EUR/USD appears on track to test the recent low of 1.1107, having dropped for a third straight day on Wednesday and may print fresh 2019 lows in the North American session if the US reports a better-than-expected first quarter GDP.
The currency pair is currently trading at 1.1138, representing marginal gains on the day.
The shared currency fell 0.26% on Wednesday with German jobs data confirming the Eurozone’s strongest economy is going through a rough patch. Germany’s unemployment rate rose from 4.9% to 5.%, marking the first increase in two years. Also, Germany reported the largest one month increase in unemployment in 10 years.

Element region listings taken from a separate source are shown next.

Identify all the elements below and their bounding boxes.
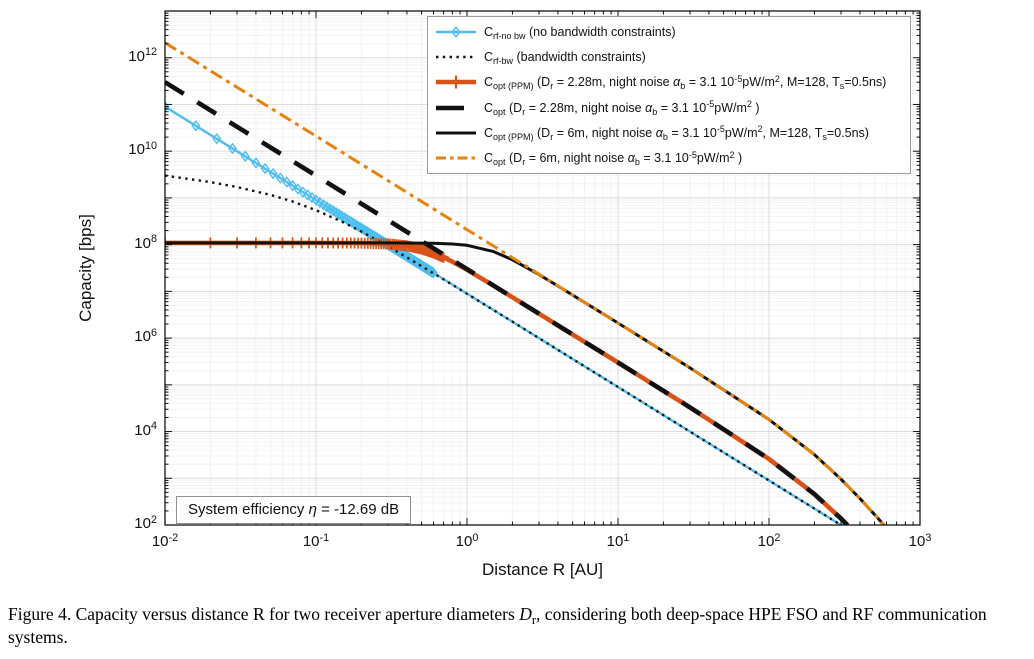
series-rf-bw [165, 174, 842, 525]
system-efficiency-annotation: System efficiency η = -12.69 dB [176, 496, 412, 524]
x-tick-label-1e0: 100 [455, 531, 479, 550]
legend-item-rf-bw: Crf-bw (bandwidth constraints) [434, 48, 910, 66]
legend-item-opt-ppm-2.28m: Copt (PPM) (Dr = 2.28m, night noise αb =… [434, 73, 910, 91]
curves [165, 41, 886, 525]
legend-label-opt-6m: Copt (Dr = 6m, night noise αb = 3.1 10-5… [484, 149, 743, 168]
y-tick-label-1e2: 102 [134, 513, 157, 532]
legend-label-rf-no-bw: Crf-no bw (no bandwidth constraints) [484, 24, 676, 41]
legend-item-opt-6m: Copt (Dr = 6m, night noise αb = 3.1 10-5… [434, 149, 910, 167]
legend-marker-diamond [451, 25, 461, 38]
x-tick-label-1e-1: 10-1 [302, 531, 330, 550]
legend-item-opt-ppm-6m: Copt (PPM) (Dr = 6m, night noise αb = 3.… [434, 124, 910, 142]
legend-label-rf-bw: Crf-bw (bandwidth constraints) [484, 49, 646, 67]
y-axis-label: Capacity [bps] [76, 214, 95, 322]
legend-label-opt-2.28m: Copt (Dr = 2.28m, night noise αb = 3.1 1… [484, 99, 760, 117]
y-tick-label-1e10: 1010 [128, 139, 157, 159]
x-axis-label: Distance R [AU] [482, 560, 603, 579]
y-tick-label-1e4: 104 [134, 420, 157, 439]
legend-sample-rf-bw [436, 55, 476, 59]
series-opt-2.28m [165, 80, 849, 525]
legend-sample-opt-ppm-2.28m [436, 75, 476, 89]
series-opt-6m [165, 41, 886, 525]
legend-label-opt-ppm-6m: Copt (PPM) (Dr = 6m, night noise αb = 3.… [484, 124, 869, 143]
legend-sample-rf-no-bw [436, 25, 476, 38]
x-tick-label-1e3: 103 [908, 531, 932, 550]
plot-border [164, 10, 921, 526]
legend-sample-opt-6m [436, 156, 476, 160]
x-tick-label-1e-2: 10-2 [151, 531, 179, 550]
y-tick-label-1e8: 108 [134, 233, 157, 252]
x-tick-label-1e2: 102 [757, 531, 781, 550]
legend-label-opt-ppm-2.28m: Copt (PPM) (Dr = 2.28m, night noise αb =… [484, 73, 887, 92]
figure-caption: Figure 4. Capacity versus distance R for… [8, 604, 987, 647]
y-tick-label-1e12: 1012 [128, 46, 157, 65]
y-tick-label-1e6: 106 [134, 326, 157, 346]
legend-item-opt-2.28m: Copt (Dr = 2.28m, night noise αb = 3.1 1… [434, 99, 910, 117]
chart-legend: Crf-no bw (no bandwidth constraints) Crf-… [427, 16, 911, 174]
legend-sample-opt-2.28m [436, 105, 476, 110]
legend-item-rf-no-bw: Crf-no bw (no bandwidth constraints) [434, 23, 910, 41]
legend-marker-plus [449, 75, 463, 89]
series-rf-no-bw [165, 105, 843, 525]
legend-sample-opt-ppm-6m [436, 131, 476, 135]
x-tick-label-1e1: 101 [606, 531, 630, 550]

The pair had dropped 0.11% and 0.28% on Monday and Tuesday, respectively, With the three-day losing streak, the EUR has established a bearish lower high at 1.1215. As a result, the low of 1.1107 hit on May 23 could come into play in the European session – more so, as the US-China trade tensions are showing no signs of abating.
Also, a drop to fresh 2019 lows below 1.11 could be seen if the US macro data betters market expectations, leading to a drop in the Fed rate cut probability.
The Gross Domestic Product Annualized (Q1), due at 12:30 GMT, is expected to show the US economy expanded 3.1% as opposed to the initial estimate of 3.2% growth. The economy registered a growth rate of 2.2% in the fourth quarter.
The EUR/USD pair, however, may reverse course for a retest of 1.1215 (May 27 high) if the US GDP is revised significantly lower, validating recession fears and strengthening the case for an early Fed rate cut.